"Ümitvar olunuz, şu istikbal inkılâbı içinde en yüksek gür sada İslâm'ın sadası olacaktır."

Piyasalar

Meşrutiyet ve cumhuriyet dönemlerinde demokrasi

Ahmet BATTAL
18 Ekim 2022, Salı
Meşrutiyet bir devlet rejiminin adıdır ama aynı zamanda bir dönemin de adıdır.

Meşrutiyet döneminde yaşamış olanlar ona bir “rejim adı” olarak anlam yüklemişlerdir.
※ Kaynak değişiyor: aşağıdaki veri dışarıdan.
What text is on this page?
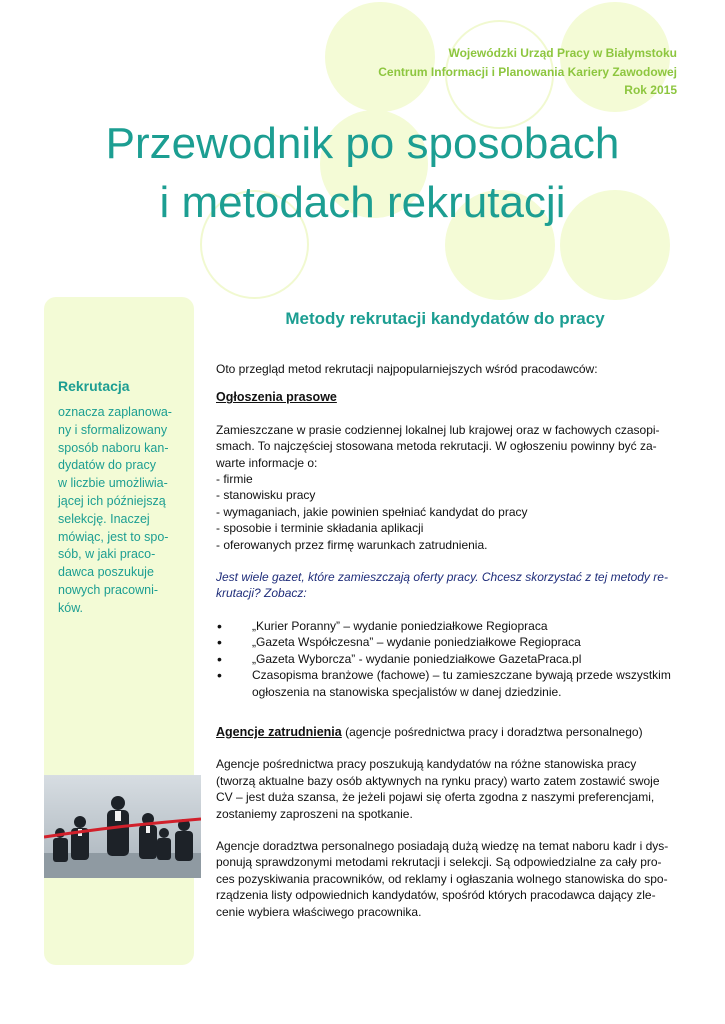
Wojewódzki Urząd Pracy w Białymstoku
Centrum Informacji i Planowania Kariery Zawodowej
Rok 2015
Przewodnik po sposobach
i metodach rekrutacji
Rekrutacja
oznacza zaplanowa-
ny i sformalizowany
sposób naboru kan-
dydatów do pracy
w liczbie umożliwia-
jącej ich późniejszą
selekcję. Inaczej
mówiąc, jest to spo-
sób, w jaki praco-
dawca poszukuje
nowych pracowni-
ków.
Metody rekrutacji kandydatów do pracy

Oto przegląd metod rekrutacji najpopularniejszych wśród pracodawców:

Ogłoszenia prasowe

Zamieszczane w prasie codziennej lokalnej lub krajowej oraz w fachowych czasopi-

smach. To najczęściej stosowana metoda rekrutacji. W ogłoszeniu powinny być za-

warte informacje o:

- firmie
- stanowisku pracy
- wymaganiach, jakie powinien spełniać kandydat do pracy
- sposobie i terminie składania aplikacji
- oferowanych przez firmę warunkach zatrudnienia.

Jest wiele gazet, które zamieszczają oferty pracy. Chcesz skorzystać z tej metody re-

krutacji? Zobacz:

• „Kurier Poranny” – wydanie poniedziałkowe Regiopraca
• „Gazeta Współczesna” – wydanie poniedziałkowe Regiopraca
• „Gazeta Wyborcza” - wydanie poniedziałkowe GazetaPraca.pl
• Czasopisma branżowe (fachowe) – tu zamieszczane bywają przede wszystkim ogłoszenia na stanowiska specjalistów w danej dziedzinie.

Agencje zatrudnienia (agencje pośrednictwa pracy i doradztwa personalnego)

Agencje pośrednictwa pracy poszukują kandydatów na różne stanowiska pracy

(tworzą aktualne bazy osób aktywnych na rynku pracy) warto zatem zostawić swoje

CV – jest duża szansa, że jeżeli pojawi się oferta zgodna z naszymi preferencjami,

zostaniemy zaproszeni na spotkanie.

Agencje doradztwa personalnego posiadają dużą wiedzę na temat naboru kadr i dys-

ponują sprawdzonymi metodami rekrutacji i selekcji. Są odpowiedzialne za cały pro-

ces pozyskiwania pracowników, od reklamy i ogłaszania wolnego stanowiska do spo-

rządzenia listy odpowiednich kandydatów, spośród których pracodawca dający zle-

cenie wybiera właściwego pracownika.
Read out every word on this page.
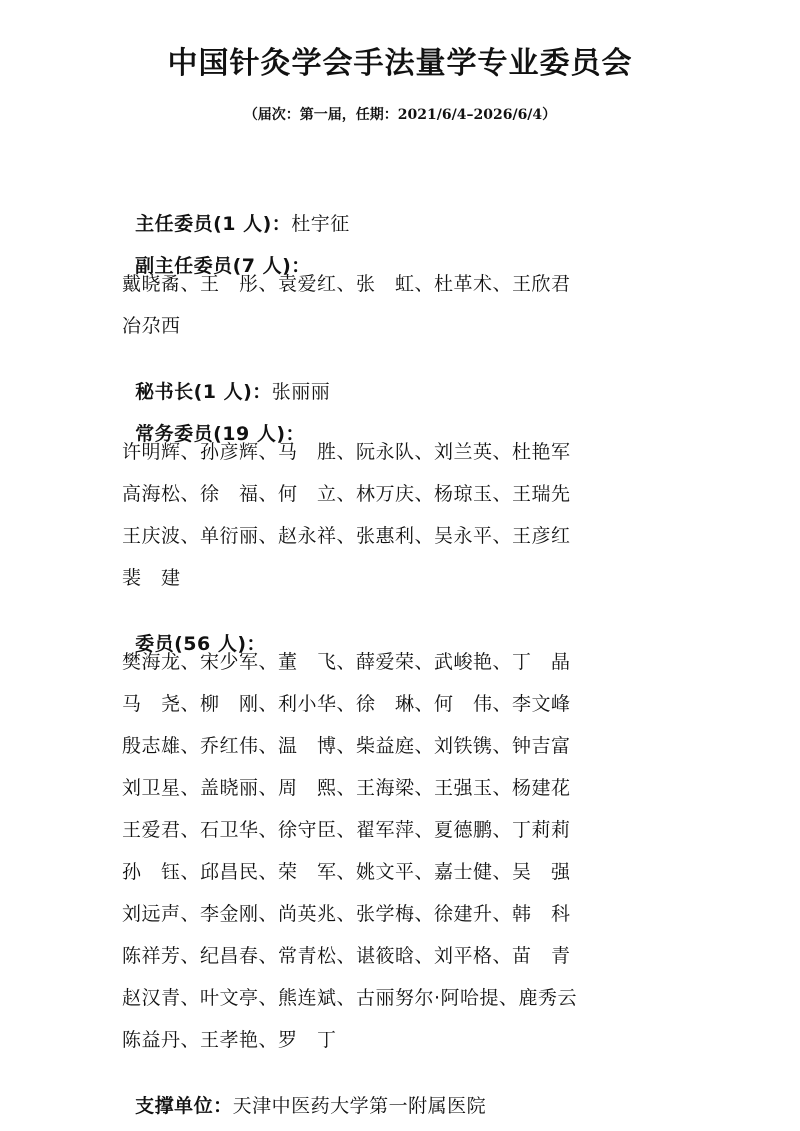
中国针灸学会手法量学专业委员会
（届次：第一届，任期：2021/6/4–2026/6/4）

主任委员(1 人)：杜宇征

副主任委员(7 人)：

戴晓矞、王　彤、袁爱红、张　虹、杜革术、王欣君
冶尕西

秘书长(1 人)：张丽丽

常务委员(19 人)：

许明辉、孙彦辉、马　胜、阮永队、刘兰英、杜艳军
高海松、徐　福、何　立、林万庆、杨琼玉、王瑞先
王庆波、单衍丽、赵永祥、张惠利、吴永平、王彦红
裴　建

委员(56 人)：

樊海龙、宋少军、董　飞、薛爱荣、武峻艳、丁　晶
马　尧、柳　刚、利小华、徐　琳、何　伟、李文峰
殷志雄、乔红伟、温　博、柴益庭、刘铁镌、钟吉富
刘卫星、盖晓丽、周　熙、王海梁、王强玉、杨建花
王爱君、石卫华、徐守臣、翟军萍、夏德鹏、丁莉莉
孙　钰、邱昌民、荣　军、姚文平、嘉士健、吴　强
刘远声、李金刚、尚英兆、张学梅、徐建升、韩　科
陈祥芳、纪昌春、常青松、谌筱晗、刘平格、苗　青
赵汉青、叶文亭、熊连斌、古丽努尔·阿哈提、鹿秀云
陈益丹、王孝艳、罗　丁

支撑单位：天津中医药大学第一附属医院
Sonrasında yaşayanlar ise meşrutiyet kelimesine daha ziyade tarihte yaşanmış bir dönemin adı olarak bakmışlardır. 

Bu değişimin sebebi nedir?

Anlayabildiğimiz kadarıyla asıl sebep, günlük dilde ve akademik dilde meşrutiyet kelimesinin yerine zaman içinde demokrasi kelimesinin yerleşmiş ya da yerleştirilmiş olmasıdır.  

Bu kullanım ve dolayısıyla anlam değişiminin sonucu ise nettir. Anlam kayması: 

Mesela bugün birileri bir rejim türünü kast ederek “meşrutiyet iyidir” dediğinde muhataplarının çoğu bu cümleyi “konuşmacı ‘meşrutiyet dönemi iyi bir dönemdir’ demek istedi” şeklinde algılayıp yorumlayacaktır. 

Şart ile aynı kökten gelen “meşrut olmak”, “kayıt ve şartlara tabi olmak” demektir. 

Meşrutiyet kelimesi iktidar sahibinin -durumsal olarak değil kurumsal olarak- “meşrut olma” halini ifade eder. Zira “meşrut”, “mutlak”ın zıddıdır.

Mutlakıyette mutlak otorite durumundaki kralın ya da padişahın bu yetkilerinin bir kısmından vazgeçmesi ve bunu bir resmî belge ile taahhüt etmesi mutlakıyetten meşrutiyete geçiş demektir. 

O belgeye ferman ya da teşkilat-ı esasiye kanunu denilmekte iken sonraları uydurulan bir kelime ile Anayasa denmiş.

Özetle meşrutiyet keyfî ya da örfî değil resmî bir rejimdir. Bir “anayasalı rejim”dir. Bir tür kanun devletidir. Ve hedefleri arasında varsa bir “hukuk devleti” de olabilir. 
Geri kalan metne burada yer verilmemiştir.